Hundreds Remain in Prison in Cuba Following July 11 Protests

Following the historic protests on July 11 in Cuba where thousands of residents spoke up against the economic crisis and the lack of civil rights

Cuba protests

Photo: Pexels/Matthias Oben

Following the historic protests on July 11 in Cuba where thousands of residents spoke up against the economic crisis and the lack of civil rights. The  Communist-run country hasn’t seen a protest since the August 1994 uprising (known as Maleconazo uprising) and with more than 60 years under the dictatorship the lack of care for its citizens was exacerbated by the coronavirus pandemic. The protests received global coverage with the hashtag #SOSCUBA trending on social media which provided a glimpse into the reality of what was happening though many on the ground were being censored.

Now rights group Cubalex has recorded around 800 detentions and rising, according to Reuters, with many still hesitant to report the arrest of family members. Many of the of 249 who have been released were placed on house arrest, many other remain in what Cubalex director Laritza Diversent described as “preventative jail” while the whereabouts of 10 people remain unknown. Dozens have been sentenced to up to a year in prison or correctional work in summary trials, with simplified procedures and often without the chance of hiring a defense lawyer on time, Diversent said.

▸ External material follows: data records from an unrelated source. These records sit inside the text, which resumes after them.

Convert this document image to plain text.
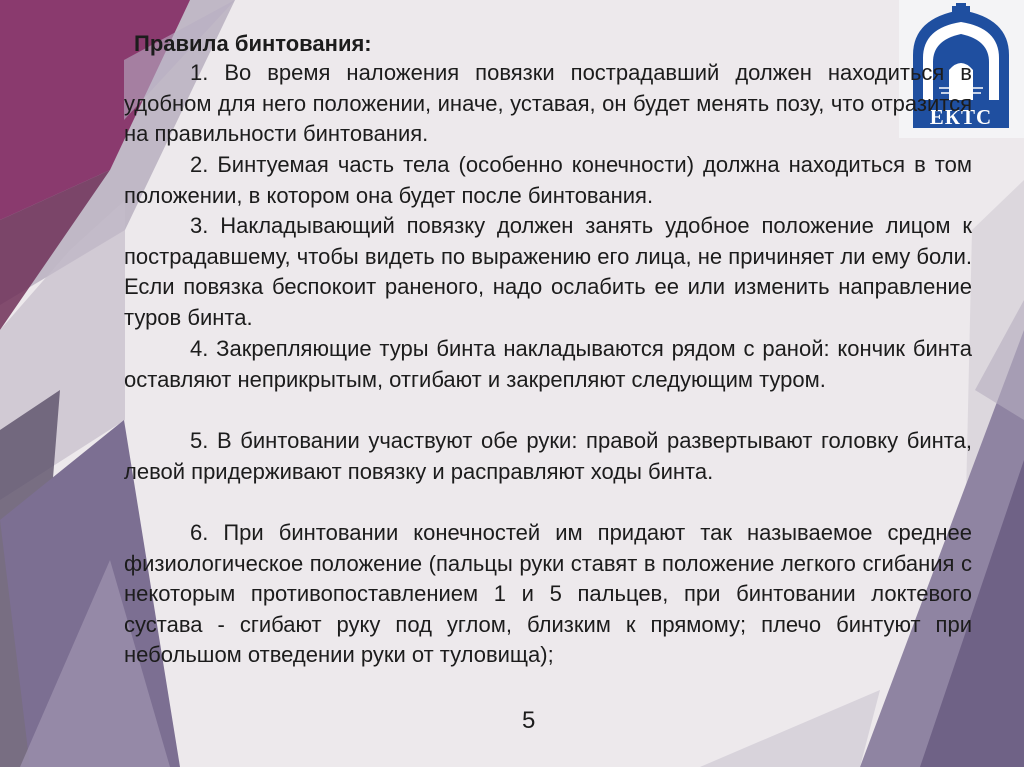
ЕКТС
Правила бинтования:

1. Во время наложения повязки пострадавший должен находиться в удобном для него положении, иначе, уставая, он будет менять позу, что отразится на правильности бинтования.

2. Бинтуемая часть тела (особенно конечности) должна находиться в том положении, в котором она будет после бинтования.

3. Накладывающий повязку должен занять удобное положение лицом к пострадавшему, чтобы видеть по выражению его лица, не причиняет ли ему боли. Если повязка беспокоит раненого, надо ослабить ее или изменить направление туров бинта.

4. Закрепляющие туры бинта накладываются рядом с раной: кончик бинта оставляют неприкрытым, отгибают и закрепляют следующим туром.

5. В бинтовании участвуют обе руки: правой развертывают головку бинта, левой придерживают повязку и расправляют ходы бинта.

6. При бинтовании конечностей им придают так называемое среднее физиологическое положение (пальцы руки ставят в положение легкого сгибания с некоторым противопоставлением 1 и 5 пальцев, при бинтовании локтевого сустава - сгибают руку под углом, близким к прямому; плечо бинтуют при небольшом отведении руки от туловища);

5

“Activists are still being held, many without communication, why are they being denied contact? Why does broadcasting a protest call for maximum security?”@revolucioncuba, a leading voice on social media covering the protests, posted on Instagram.

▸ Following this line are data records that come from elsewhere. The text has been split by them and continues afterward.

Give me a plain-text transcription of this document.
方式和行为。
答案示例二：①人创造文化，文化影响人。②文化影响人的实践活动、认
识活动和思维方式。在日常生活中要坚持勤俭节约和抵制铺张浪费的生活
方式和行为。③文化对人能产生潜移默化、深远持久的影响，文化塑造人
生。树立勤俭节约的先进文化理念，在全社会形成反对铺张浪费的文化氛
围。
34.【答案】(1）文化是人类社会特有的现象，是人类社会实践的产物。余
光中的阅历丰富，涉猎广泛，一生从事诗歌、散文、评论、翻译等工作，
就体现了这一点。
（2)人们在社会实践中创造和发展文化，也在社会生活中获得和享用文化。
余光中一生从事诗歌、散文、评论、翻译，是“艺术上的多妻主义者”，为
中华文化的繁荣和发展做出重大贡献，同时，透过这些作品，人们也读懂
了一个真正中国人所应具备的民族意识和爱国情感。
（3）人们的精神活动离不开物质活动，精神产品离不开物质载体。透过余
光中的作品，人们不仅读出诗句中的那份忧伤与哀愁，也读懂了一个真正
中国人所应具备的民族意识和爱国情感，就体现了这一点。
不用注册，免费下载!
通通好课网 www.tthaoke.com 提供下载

Reuters reported that Cuban authorities have not provided a total number of those detained but they have carried out trials for 62 people and of those 22 hired a lawyer. Only one was found not guilty of crimes which included public disorder, resisting arrest, and vandalism, Cuban authorities told Reuters. The protesters called for freedom and the trending hashtag on social was #patriayvida and many calling for President Miguel Diaz-Canel, head of the Community Party, to step down.

With tourism shutdown as a result of the pandemic, a large portion of the island’s revenue was significantly decreased causing shortages that led citizens to wait in line for hours for basic goods, Reuters previously reported. @Revolucioncuba reported the inflammation at more than 100 percent so that Cubans couldn’t afford basic food items like rice and beans. Many like @revolucioncuba are reporting on behalf of family members in Cuba who are facing punishments for speaking out.

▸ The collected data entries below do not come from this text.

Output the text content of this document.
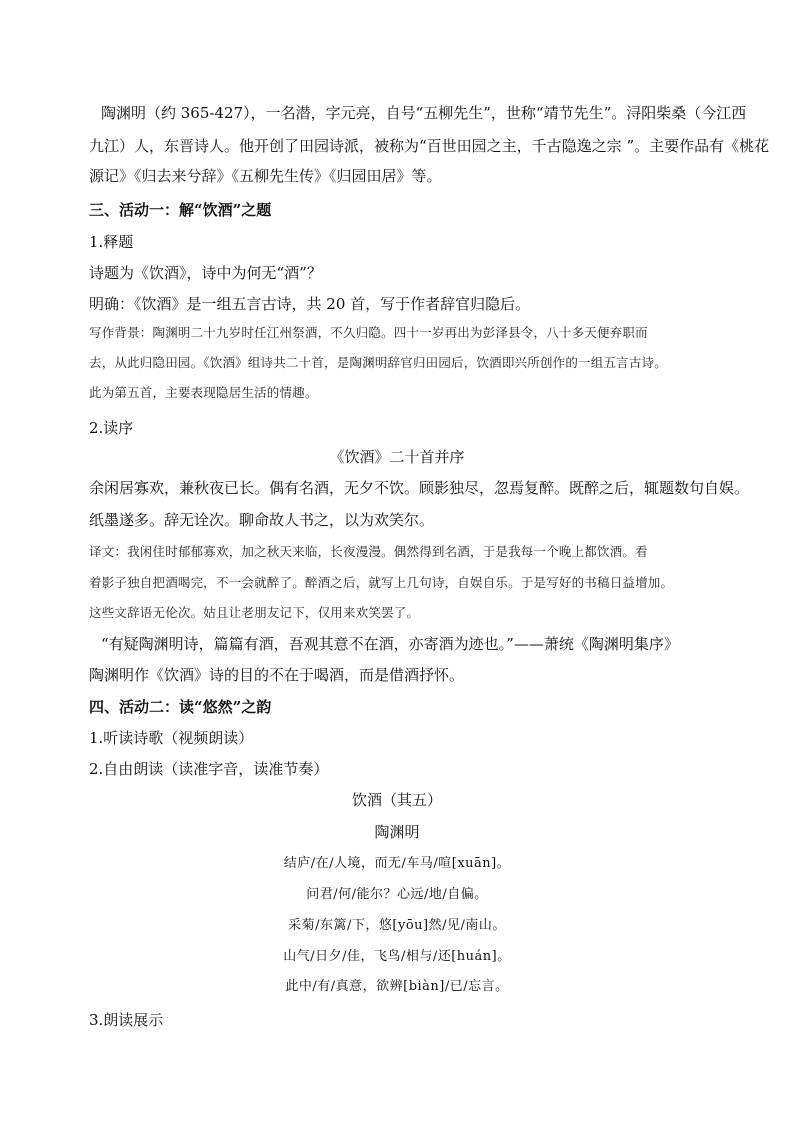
陶渊明（约 365-427），一名潜，字元亮，自号“五柳先生”，世称“靖节先生”。浔阳柴桑（今江西
九江）人，东晋诗人。他开创了田园诗派，被称为“百世田园之主，千古隐逸之宗 ”。主要作品有《桃花
源记》《归去来兮辞》《五柳先生传》《归园田居》等。
三、活动一：解“饮酒”之题
1.释题
诗题为《饮酒》，诗中为何无“酒”？
明确：《饮酒》是一组五言古诗，共 20 首，写于作者辞官归隐后。
写作背景：陶渊明二十九岁时任江州祭酒，不久归隐。四十一岁再出为彭泽县令，八十多天便弃职而
去，从此归隐田园。《饮酒》组诗共二十首，是陶渊明辞官归田园后，饮酒即兴所创作的一组五言古诗。
此为第五首，主要表现隐居生活的情趣。
2.读序
《饮酒》二十首并序
余闲居寡欢，兼秋夜已长。偶有名酒，无夕不饮。顾影独尽，忽焉复醉。既醉之后，辄题数句自娱。
纸墨遂多。辞无诠次。聊命故人书之，以为欢笑尔。
译文：我闲住时郁郁寡欢，加之秋天来临，长夜漫漫。偶然得到名酒，于是我每一个晚上都饮酒。看
着影子独自把酒喝完，不一会就醉了。醉酒之后，就写上几句诗，自娱自乐。于是写好的书稿日益增加。
这些文辞语无伦次。姑且让老朋友记下，仅用来欢笑罢了。
“有疑陶渊明诗，篇篇有酒，吾观其意不在酒，亦寄酒为迹也。”——萧统《陶渊明集序》
陶渊明作《饮酒》诗的目的不在于喝酒，而是借酒抒怀。
四、活动二：读“悠然”之韵
1.听读诗歌（视频朗读）
2.自由朗读（读准字音，读准节奏）
饮酒（其五）
陶渊明
结庐/在/人境，而无/车马/喧[xuān]。
问君/何/能尔？心远/地/自偏。
采菊/东篱/下，悠[yōu]然/见/南山。
山气/日夕/佳，飞鸟/相与/还[huán]。
此中/有/真意，欲辨[biàn]/已/忘言。
3.朗读展示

“My family has been silenced,” emigre Milagros Beirut from her home in Spain told Reuters. She said four of her relatives in Havana and the eastern city of Guantanamo remained behind bars for protesting peacefully. “They’ve been told those detained will receive a stricter sentence if they say anything.”

Many high-profile political activists and dissidents have been detained according to Diversent even if they didn’t participate in the protests. Jose Daniel Ferrer, the leader of Cuba’s largest opposition group, and Luis Manuel Otero Alcantara, head of a dissident artists collective, were both arrested on their way to the protests, according to their supporters, Reuters reported.

“Liberation does not come from authoritarianism. Liberation will not come at the hands of those who already take up the highest spaces in society. Liberation comes from the people, it is for the people,” @revolucioncuba posted in an open letter to the dictatorship.